The friends you keep determine the trouble you meet
For the a middle schooler, the need to be liked and accepted by a small group of “best friends” can seem like the most important thing in the world . Thats why the power and popularity of cliques is the greatest during middle school. Likewise, a sudden falling out with the group — one moment “in” and “out” the next moment; best friends on Friday, bitter enemies on Wednesday — can cause enormous pain and emotional upset.
~ Charlene Giannetti and Margaret Sagaresse,
The Roller Coaster Years: Raising Children Through the Maddening, Yet Magical Middle School Years, 1997
Gather a group of students together and ask them this question, “What is the number one reason people either quit a job or get fired?” You’ll hear some interesting answers but seldom does anyone know the correct answer. The correct response is, “Because they can’t get along with others.” For our children to succeed in life they need to finish school and master a few work skills. But the most important skill they’ll need is the ability to get along with their supervisors, co-workers, neighbors, friends, relatives, and family members. Parents and teachers needs to help young people master proper social and relationship skills before they enter the world of work.
Children today, especially in middle school, focus so much of their time and energy on peer issues. They face teasing, bullying, gossiping, and rudeness almost every day at school. By late elementary school and into middle school children often drift into small groups, or cliques. They identify these cliques with names such as the Jocks, Partiers, Populars, Nerds, Skateboarders, Druggies, and Wannabees. For many students it is extremely important to be in one of these group for two reasons. First of all, the clique provides member with a small group of friends with similar values and interests. Secondly, a clique provides each member a form of security or protection against other “different” groups of students.
Sociologists Patricia and Pete Adler, in their book, Peer Power: Preadolescent Culture and Identity, defined four categories of children’s peer groups. The Popular Clique is the cool group, structured along a hierarchy with the leader having great power. This group often makes up half of the school population. The Wannabees, which make up ten percent of the kids, hover around and mimic the popular set. Middle Friendship Circles involve small groups of about 5-15 loyal friends. The circles often include a few subgroups. This peer group involves about forty percent of the school. Finally there are the Nerds, Drifters, Dweebs, and Loners. These students are isolated with few friends. They comprise a very small percentage of students.
- At a young age encourage your children to interact with children of different races, religions, cultures, and socio-economics levels. Invite their friends into your house.
- Adults must model proper social skills.
- Teach children basic conflict resolution skills
- Tell children if they have a problem with another child, sit and talk. Remind them of the Native American saying, “Standing is confrontation, sittings is conversation.”
- Empathise. Let your children know that you are aware of how difficult peer relations can be at times. Say, “I’m sorry. I know it hurts.”

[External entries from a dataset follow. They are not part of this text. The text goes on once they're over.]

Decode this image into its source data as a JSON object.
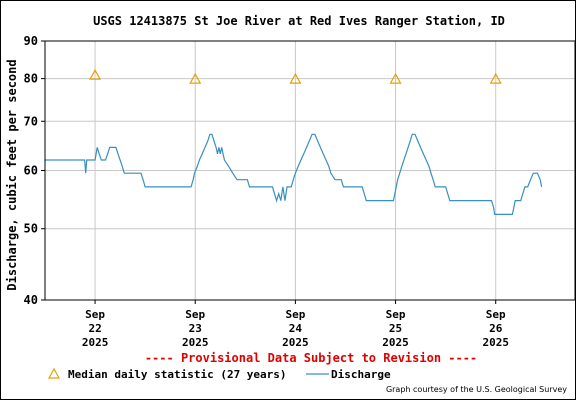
{
  "chart_data": {
    "type": "line",
    "title": "USGS 12413875 St Joe River at Red Ives Ranger Station, ID",
    "ylabel": "Discharge, cubic feet per second",
    "xlabel": "",
    "yscale": "log",
    "ylim": [
      40,
      90
    ],
    "y_ticks": [
      40,
      50,
      60,
      70,
      80,
      90
    ],
    "xlim": [
      "2025-09-21T12:00",
      "2025-09-26T19:00"
    ],
    "x_ticks": [
      {
        "at": "2025-09-22T00:00",
        "lines": [
          "Sep",
          "22",
          "2025"
        ]
      },
      {
        "at": "2025-09-23T00:00",
        "lines": [
          "Sep",
          "23",
          "2025"
        ]
      },
      {
        "at": "2025-09-24T00:00",
        "lines": [
          "Sep",
          "24",
          "2025"
        ]
      },
      {
        "at": "2025-09-25T00:00",
        "lines": [
          "Sep",
          "25",
          "2025"
        ]
      },
      {
        "at": "2025-09-26T00:00",
        "lines": [
          "Sep",
          "26",
          "2025"
        ]
      }
    ],
    "grid": true,
    "series": [
      {
        "name": "Median daily statistic (27 years)",
        "kind": "marker",
        "marker": "triangle",
        "color": "#e8a000",
        "points": [
          {
            "x": "2025-09-22T00:00",
            "y": 81
          },
          {
            "x": "2025-09-23T00:00",
            "y": 80
          },
          {
            "x": "2025-09-24T00:00",
            "y": 80
          },
          {
            "x": "2025-09-25T00:00",
            "y": 80
          },
          {
            "x": "2025-09-26T00:00",
            "y": 80
          }
        ]
      },
      {
        "name": "Discharge",
        "kind": "line",
        "color": "#3a8fc0",
        "points": [
          {
            "x": "2025-09-21T12:00",
            "y": 62
          },
          {
            "x": "2025-09-21T21:30",
            "y": 62
          },
          {
            "x": "2025-09-21T21:45",
            "y": 59.5
          },
          {
            "x": "2025-09-21T22:00",
            "y": 62
          },
          {
            "x": "2025-09-22T00:00",
            "y": 62
          },
          {
            "x": "2025-09-22T00:15",
            "y": 63.2
          },
          {
            "x": "2025-09-22T00:30",
            "y": 64.5
          },
          {
            "x": "2025-09-22T01:00",
            "y": 63.2
          },
          {
            "x": "2025-09-22T01:30",
            "y": 62
          },
          {
            "x": "2025-09-22T02:30",
            "y": 62
          },
          {
            "x": "2025-09-22T03:00",
            "y": 63.2
          },
          {
            "x": "2025-09-22T03:30",
            "y": 64.5
          },
          {
            "x": "2025-09-22T05:00",
            "y": 64.5
          },
          {
            "x": "2025-09-22T05:30",
            "y": 63.2
          },
          {
            "x": "2025-09-22T06:00",
            "y": 62
          },
          {
            "x": "2025-09-22T06:30",
            "y": 60.8
          },
          {
            "x": "2025-09-22T07:00",
            "y": 59.5
          },
          {
            "x": "2025-09-22T11:00",
            "y": 59.5
          },
          {
            "x": "2025-09-22T11:30",
            "y": 58.3
          },
          {
            "x": "2025-09-22T12:00",
            "y": 57
          },
          {
            "x": "2025-09-22T23:00",
            "y": 57
          },
          {
            "x": "2025-09-22T23:30",
            "y": 58.3
          },
          {
            "x": "2025-09-22T23:50",
            "y": 59.5
          },
          {
            "x": "2025-09-23T00:30",
            "y": 60.8
          },
          {
            "x": "2025-09-23T01:00",
            "y": 62
          },
          {
            "x": "2025-09-23T01:40",
            "y": 63.2
          },
          {
            "x": "2025-09-23T02:20",
            "y": 64.5
          },
          {
            "x": "2025-09-23T03:00",
            "y": 65.8
          },
          {
            "x": "2025-09-23T03:30",
            "y": 67.2
          },
          {
            "x": "2025-09-23T04:00",
            "y": 67.2
          },
          {
            "x": "2025-09-23T04:30",
            "y": 65.8
          },
          {
            "x": "2025-09-23T05:00",
            "y": 64.5
          },
          {
            "x": "2025-09-23T05:20",
            "y": 63.2
          },
          {
            "x": "2025-09-23T05:40",
            "y": 64.5
          },
          {
            "x": "2025-09-23T06:00",
            "y": 63.2
          },
          {
            "x": "2025-09-23T06:20",
            "y": 64.5
          },
          {
            "x": "2025-09-23T06:40",
            "y": 63.2
          },
          {
            "x": "2025-09-23T07:00",
            "y": 62
          },
          {
            "x": "2025-09-23T08:00",
            "y": 60.8
          },
          {
            "x": "2025-09-23T09:00",
            "y": 59.5
          },
          {
            "x": "2025-09-23T10:00",
            "y": 58.3
          },
          {
            "x": "2025-09-23T12:30",
            "y": 58.3
          },
          {
            "x": "2025-09-23T13:00",
            "y": 57
          },
          {
            "x": "2025-09-23T18:30",
            "y": 57
          },
          {
            "x": "2025-09-23T19:00",
            "y": 55.8
          },
          {
            "x": "2025-09-23T19:30",
            "y": 54.6
          },
          {
            "x": "2025-09-23T20:00",
            "y": 55.8
          },
          {
            "x": "2025-09-23T20:30",
            "y": 54.6
          },
          {
            "x": "2025-09-23T21:00",
            "y": 57
          },
          {
            "x": "2025-09-23T21:30",
            "y": 54.6
          },
          {
            "x": "2025-09-23T22:00",
            "y": 57
          },
          {
            "x": "2025-09-23T23:00",
            "y": 57
          },
          {
            "x": "2025-09-23T23:30",
            "y": 58.3
          },
          {
            "x": "2025-09-24T00:00",
            "y": 59.5
          },
          {
            "x": "2025-09-24T00:40",
            "y": 60.8
          },
          {
            "x": "2025-09-24T01:20",
            "y": 62
          },
          {
            "x": "2025-09-24T02:00",
            "y": 63.2
          },
          {
            "x": "2025-09-24T02:40",
            "y": 64.5
          },
          {
            "x": "2025-09-24T03:20",
            "y": 65.8
          },
          {
            "x": "2025-09-24T04:00",
            "y": 67.2
          },
          {
            "x": "2025-09-24T04:40",
            "y": 67.2
          },
          {
            "x": "2025-09-24T05:20",
            "y": 65.8
          },
          {
            "x": "2025-09-24T06:00",
            "y": 64.5
          },
          {
            "x": "2025-09-24T06:40",
            "y": 63.2
          },
          {
            "x": "2025-09-24T07:20",
            "y": 62
          },
          {
            "x": "2025-09-24T08:00",
            "y": 60.8
          },
          {
            "x": "2025-09-24T08:30",
            "y": 59.5
          },
          {
            "x": "2025-09-24T09:30",
            "y": 58.3
          },
          {
            "x": "2025-09-24T11:00",
            "y": 58.3
          },
          {
            "x": "2025-09-24T11:30",
            "y": 57
          },
          {
            "x": "2025-09-24T16:00",
            "y": 57
          },
          {
            "x": "2025-09-24T16:30",
            "y": 55.8
          },
          {
            "x": "2025-09-24T17:00",
            "y": 54.6
          },
          {
            "x": "2025-09-24T23:30",
            "y": 54.6
          },
          {
            "x": "2025-09-24T23:50",
            "y": 55.8
          },
          {
            "x": "2025-09-25T00:10",
            "y": 57
          },
          {
            "x": "2025-09-25T00:30",
            "y": 58.3
          },
          {
            "x": "2025-09-25T01:00",
            "y": 59.5
          },
          {
            "x": "2025-09-25T01:30",
            "y": 60.8
          },
          {
            "x": "2025-09-25T02:00",
            "y": 62
          },
          {
            "x": "2025-09-25T02:30",
            "y": 63.2
          },
          {
            "x": "2025-09-25T03:00",
            "y": 64.5
          },
          {
            "x": "2025-09-25T03:30",
            "y": 65.8
          },
          {
            "x": "2025-09-25T04:00",
            "y": 67.2
          },
          {
            "x": "2025-09-25T04:40",
            "y": 67.2
          },
          {
            "x": "2025-09-25T05:20",
            "y": 65.8
          },
          {
            "x": "2025-09-25T06:00",
            "y": 64.5
          },
          {
            "x": "2025-09-25T06:40",
            "y": 63.2
          },
          {
            "x": "2025-09-25T07:20",
            "y": 62
          },
          {
            "x": "2025-09-25T08:00",
            "y": 60.8
          },
          {
            "x": "2025-09-25T08:30",
            "y": 59.5
          },
          {
            "x": "2025-09-25T09:00",
            "y": 58.3
          },
          {
            "x": "2025-09-25T09:30",
            "y": 57
          },
          {
            "x": "2025-09-25T12:00",
            "y": 57
          },
          {
            "x": "2025-09-25T12:30",
            "y": 55.8
          },
          {
            "x": "2025-09-25T13:00",
            "y": 54.6
          },
          {
            "x": "2025-09-25T23:00",
            "y": 54.6
          },
          {
            "x": "2025-09-25T23:30",
            "y": 53.4
          },
          {
            "x": "2025-09-25T23:45",
            "y": 52.3
          },
          {
            "x": "2025-09-26T04:00",
            "y": 52.3
          },
          {
            "x": "2025-09-26T04:20",
            "y": 53.4
          },
          {
            "x": "2025-09-26T04:40",
            "y": 54.6
          },
          {
            "x": "2025-09-26T06:00",
            "y": 54.6
          },
          {
            "x": "2025-09-26T06:30",
            "y": 55.8
          },
          {
            "x": "2025-09-26T07:00",
            "y": 57
          },
          {
            "x": "2025-09-26T07:40",
            "y": 57
          },
          {
            "x": "2025-09-26T08:20",
            "y": 58.3
          },
          {
            "x": "2025-09-26T09:00",
            "y": 59.5
          },
          {
            "x": "2025-09-26T10:00",
            "y": 59.5
          },
          {
            "x": "2025-09-26T10:40",
            "y": 58.3
          },
          {
            "x": "2025-09-26T11:00",
            "y": 57
          }
        ]
      }
    ],
    "annotations": {
      "provisional_notice": "---- Provisional Data Subject to Revision ----",
      "credit": "Graph courtesy of the U.S. Geological Survey"
    },
    "legend": {
      "placement": "bottom-left",
      "entries": [
        {
          "label": "Median daily statistic (27 years)",
          "marker": "triangle",
          "color": "#e8a000"
        },
        {
          "label": "Discharge",
          "marker": "line",
          "color": "#3a8fc0"
        }
      ]
    },
    "colors": {
      "grid": "#c8c8c8",
      "axis": "#000000",
      "provisional_notice": "#e00000"
    }
  }
}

- Get children away from the television. Send them outdoors to play with other children. Outside is a good laboratory for learning “getting along” skills. They can’t learn social skills sitting in front of the television or computer.
- Be a good listener. Most of the time when children are venting, they don’t want advice, they just want us to truly listen.
- Teach children kindness. Just because someone is rude to them, they shouldn’t return the rudeness. Revenge doesn’t work!
- When your child tells you about a peer problem, place much of the responsibility back on the child by saying, “What are you going to do about it?”
- Teach children how to control their emotions. Children who are easily angered or who cry in front of their peers are more apt to get teased or ignored.
- Tell your child the cold but true fact, “Not everyone is going to like you.”
- Remind your child your child to carefully monitor who he or she “hangs out” with. If others are being rude, it is ok walk away.
- Tell your child not to believe everything they hear their classmates say. Adolescents love to gossip, and much of what they say is exaggerated.
- Do your best to let your child handle their own problems. Do not contact the school until you they have done their best they could do to solve the problem on their own.
- Be patient! Your adolescent will have numerous mood swings. One day Luke is upbeat and telling you about his “neat” friends. The next day he may be irritable and mumble, “I don’t have any true friends!”
- Parents, even through the adolescent years, need to develop a close bond/ connectedness with their children. Teen expert, Jay McGraw notes, “When there is no family connection, teens look outside the family for a group identity, support, esteem, validation, and friendships.”
- In the classroom teachers can encourage group work and cooperative which allow children to interactive and socialize.
- Parents should encourage their children to get involved in clubs, sports and other activities that bring children of all races and cultures together. A good coach or club leader can be great teachers of relationship skills.